Stuart Rose, the 'Britain Stronger in Europe' chairman, Conservative peer and former boss of retailer Marks and Spencer, said the 'in campaign' has attracted broad support, from "men and women, from boardrooms and the shop floor".

"We are entrepreneurs and entertainers. We are students and activists. What unites us is a commitment to make Britain stronger," Rose said, underlining the desire of both sides to show they have appeal beyond the established politics.

"Those who want us to leave Europe would risk our prosperity, threaten our safety and diminish our influence in the world.
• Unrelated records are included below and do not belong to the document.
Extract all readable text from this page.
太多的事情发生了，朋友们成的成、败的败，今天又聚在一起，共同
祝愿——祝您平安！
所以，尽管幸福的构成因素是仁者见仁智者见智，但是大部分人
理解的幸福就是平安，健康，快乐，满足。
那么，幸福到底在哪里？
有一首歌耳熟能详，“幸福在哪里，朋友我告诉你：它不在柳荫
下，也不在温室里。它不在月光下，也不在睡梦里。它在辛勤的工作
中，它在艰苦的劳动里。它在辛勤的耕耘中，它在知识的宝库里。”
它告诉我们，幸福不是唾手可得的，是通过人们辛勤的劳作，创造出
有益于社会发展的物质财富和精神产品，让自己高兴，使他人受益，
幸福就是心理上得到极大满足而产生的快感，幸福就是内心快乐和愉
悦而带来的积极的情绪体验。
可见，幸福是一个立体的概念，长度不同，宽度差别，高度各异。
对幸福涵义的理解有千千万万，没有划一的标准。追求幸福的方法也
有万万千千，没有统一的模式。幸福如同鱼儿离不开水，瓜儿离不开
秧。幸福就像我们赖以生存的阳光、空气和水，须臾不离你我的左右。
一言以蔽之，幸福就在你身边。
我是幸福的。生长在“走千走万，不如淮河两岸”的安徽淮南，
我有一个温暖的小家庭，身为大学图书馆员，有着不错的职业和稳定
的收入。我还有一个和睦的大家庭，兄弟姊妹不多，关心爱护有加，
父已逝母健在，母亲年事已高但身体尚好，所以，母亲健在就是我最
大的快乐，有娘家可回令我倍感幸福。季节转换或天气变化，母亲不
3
We know our economy would take a hit, we just don't know how bad it would be," he said in a statement, describing those who wanted to leave the EU as "quitters".

Last week a rival campaign, "Vote Leave", was launched by a group of business leaders and MPs, while those wanting 'Brexit' can also find a voice with another group, the "Leave.EU" campaign, supported by the head of the Eurosceptic United Kingdom Independence Party.


Both sides are keen to show they involve politicians from both main parties, but also to demonstrate a wider appeal by attracting businessmen and women, and, in the case of the 'in campaign', television celebrities, such as Karren Brady.

Taking aim at the 'out' campaign's argument that they are the true patriots wanting Britain to reclaim its sovereignty, Rose said it was a "very strange kind of patriotism ... to retreat from our position of influence in Europe".

"Would Britain's pride really be enhanced by walking away? Aren't we bigger than that?" he said.

Rose said he supported Cameron's efforts to renegotiate Britain's relationship with the European Union but the country could only do so from within the institution.

Cameron has pledged to try to get "the best of both worlds" from the EU by asking for guarantees that Britain will be kept out of ever-closer union and the euro is not the EU's official currency, protecting the pound.

"As someone who has grafted all my life to build businesses, I know that no one ever changes things for the better by throwing in the towel," Rose said.